Cancelled Cosmos condo buyers’ lawyer argues purchase contracts were ‘unlawful’
Thestar.com
April 24, 2019
Tess Kalinowski
A lawyer for buyers in the cancelled Cosmos condos in Vaughan has asked an Ontario court to rule against “unlawful contracts” that allow developers to kill projects if they don’t consider the financing conditions satisfactory without disclosing what those conditions are.
Justice Michael Penny reserved judgment on Tuesday following arguments that centred on the contract language in the purchase agreements signed by buyers in Liberty Developments’ Cosmos condos in 2016.
Two years after purchasing units in the Cosmos condos project near Vaughan Metroplitan Centre, buyers received refunds and letters telling them the project had been cancelled “solely due to the inability to secure satisfactory construction financing.”
About 40 buyers, who turned up to witness the court proceedings, wore stickers proclaiming, “Liberty for none.”
The Tarion Addendum -- the standard form attached to condo purchase agreements that sets out schedules, occupancy dates and conditions for terminating a project -- allows vendors to cancel if they are unable to secure satisfactory financing. But it does not require them to provide details on what comprises “satisfactory.”
The Cosmos agreements, signed during a frenzied period of real estate buying in the Toronto region, also included a clause giving the vendors “sole, absolute and unfettered discretion” to cancel -- something the buyers’ lawyer said undermines the purpose of the Tarion consumer protection legislation.
“Satisfactory financing and unfettered discretion are two different things,” Ted Charney, who represents 451 Cosmos buyers, told an Ontario Court of Justice.
The condo buyers purchased units near the Vaughan Metropolitan Centre in 2016, a period of skyrocketing prices in the Toronto-area real estate market. Two years later they received refunds and letters telling them the project had been cancelled “solely due to the inability to secure satisfactory construction financing.”
The letter blamed the decision on the project’s vendors, numbered companies that own the land on the southwest corner of Hwy. 7 and Maplecrete Rd. Those companies share the same Markham address as Liberty Developments.
“To have these projects cancelled is life changing for these purchasers,” Charney told the court.
“This is an agreement that affects thousands of people , hundreds of thousands of dollars,” he said.
But if builders couldn’t cancel projects for financing reasons they might be tempted to cut corners or fail to complete the building, which wouldn’t be good for homebuyers either, said the vendors’ lawyer Monique Jilesen. The cancellation for financial reasons is among those permitted by builder regulator Tarion, she said.

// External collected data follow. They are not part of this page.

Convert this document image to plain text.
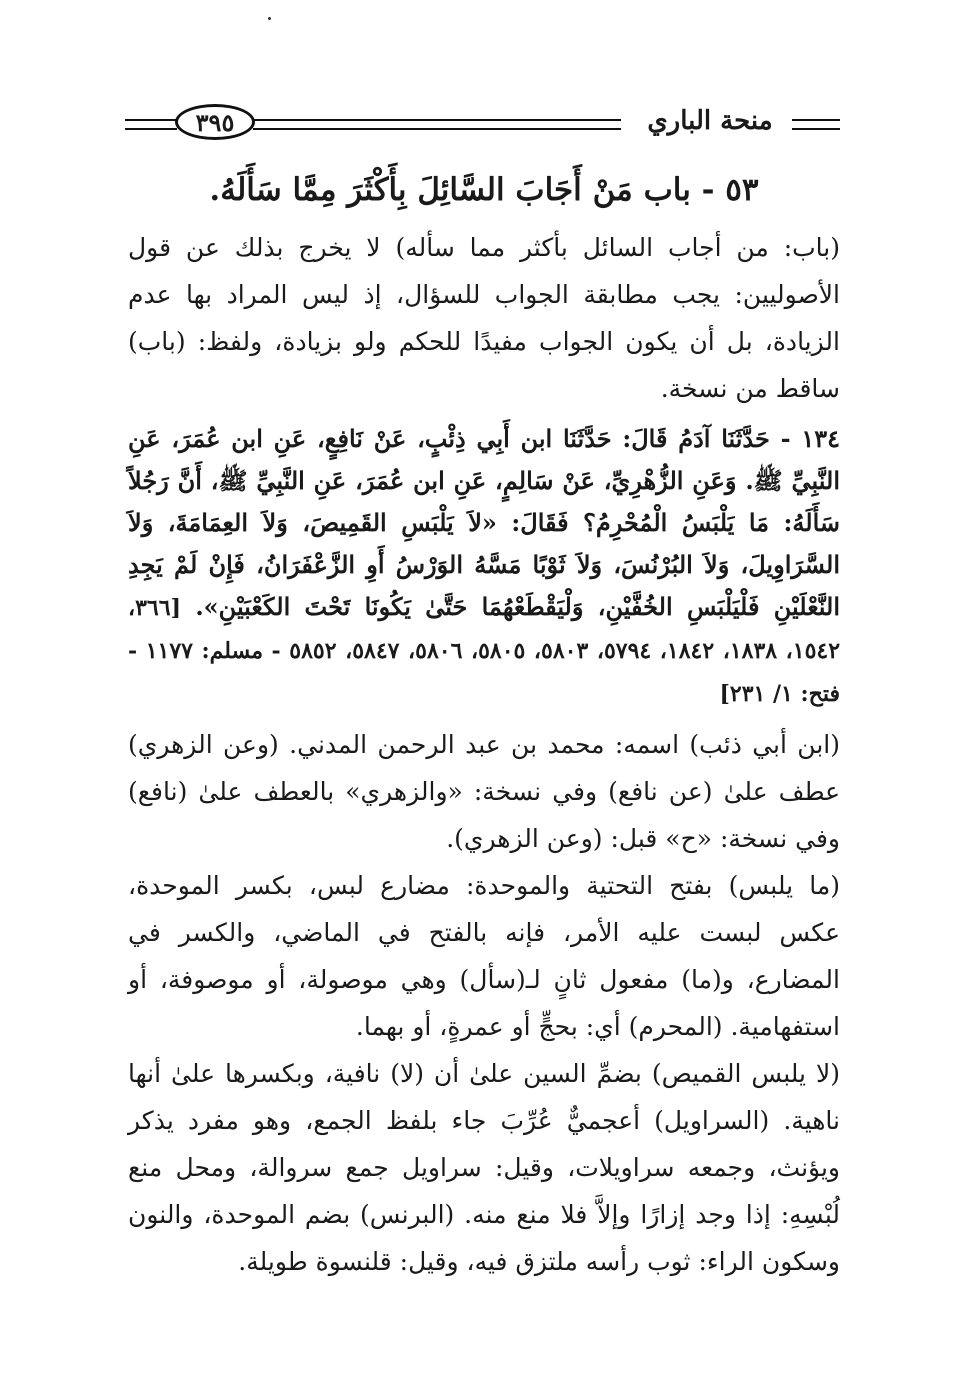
٣٩٥	منحة الباري
٥٣ - باب مَنْ أَجَابَ السَّائِلَ بِأَكْثَرَ مِمَّا سَأَلَهُ.

(باب: من أجاب السائل بأكثر مما سأله) لا يخرج بذلك عن قول الأصوليين: يجب مطابقة الجواب للسؤال، إذ ليس المراد بها عدم الزيادة، بل أن يكون الجواب مفيدًا للحكم ولو بزيادة، ولفظ: (باب) ساقط من نسخة.

١٣٤ - حَدَّثَنَا آدَمُ قَالَ: حَدَّثَنَا ابن أَبِي ذِئْبٍ، عَنْ نَافِعٍ، عَنِ ابن عُمَرَ، عَنِ النَّبِيِّ ﷺ. وَعَنِ الزُّهْرِيِّ، عَنْ سَالِمٍ، عَنِ ابن عُمَرَ، عَنِ النَّبِيِّ ﷺ، أَنَّ رَجُلاً سَأَلَهُ: مَا يَلْبَسُ الْمُحْرِمُ؟ فَقَالَ: «لاَ يَلْبَسِ القَمِيصَ، وَلاَ العِمَامَةَ، وَلاَ السَّرَاوِيلَ، وَلاَ البُرْنُسَ، وَلاَ ثَوْبًا مَسَّهُ الوَرْسُ أَوِ الزَّعْفَرَانُ، فَإِنْ لَمْ يَجِدِ النَّعْلَيْنِ فَلْيَلْبَسِ الخُفَّيْنِ، وَلْيَقْطَعْهُمَا حَتَّىٰ يَكُونَا تَحْتَ الكَعْبَيْنِ». [٣٦٦، ١٥٤٢، ١٨٣٨، ١٨٤٢، ٥٧٩٤، ٥٨٠٣، ٥٨٠٥، ٥٨٠٦، ٥٨٤٧، ٥٨٥٢ - مسلم: ١١٧٧ - فتح: ١/ ٢٣١]

(ابن أبي ذئب) اسمه: محمد بن عبد الرحمن المدني. (وعن الزهري) عطف علىٰ (عن نافع) وفي نسخة: «والزهري» بالعطف علىٰ (نافع) وفي نسخة: «ح» قبل: (وعن الزهري).

(ما يلبس) بفتح التحتية والموحدة: مضارع لبس، بكسر الموحدة، عكس لبست عليه الأمر، فإنه بالفتح في الماضي، والكسر في المضارع، و(ما) مفعول ثانٍ لـ(سأل) وهي موصولة، أو موصوفة، أو استفهامية. (المحرم) أي: بحجٍّ أو عمرةٍ، أو بهما.

(لا يلبس القميص) بضمِّ السين علىٰ أن (لا) نافية، وبكسرها علىٰ أنها ناهية. (السراويل) أعجميٌّ عُرِّبَ جاء بلفظ الجمع، وهو مفرد يذكر ويؤنث، وجمعه سراويلات، وقيل: سراويل جمع سروالة، ومحل منع لُبْسِهِ: إذا وجد إزارًا وإلاَّ فلا منع منه. (البرنس) بضم الموحدة، والنون وسكون الراء: ثوب رأسه ملتزق فيه، وقيل: قلنسوة طويلة.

There is nothing in the Tarion legislation that provides purchasers such as the Cosmos buyers to be compensated for lost market appreciation when a developer cancels a project for unsatisfactory financing reasons, according to court documents filed by the vendors.
“This is not the kind of case , where the parties entered into the agreement with an evil intention,” Jilesen told the court.
Condo buyer Cecilia Yung and her parents bought two Cosmos units to be closer to her brother in Vaughan. The family has been stuck since the project was cancelled without enough money to find comparable homes, she said.
Yung said the case shows, “There is a lot to be improved upon the Tarion agreements and forms. Something has to be done.”
“There are a number of cancellation projects coming up after Cosmos is cancelled. Obviously something is missing in the system that isn’t providing enough protection to the consumers,” she said.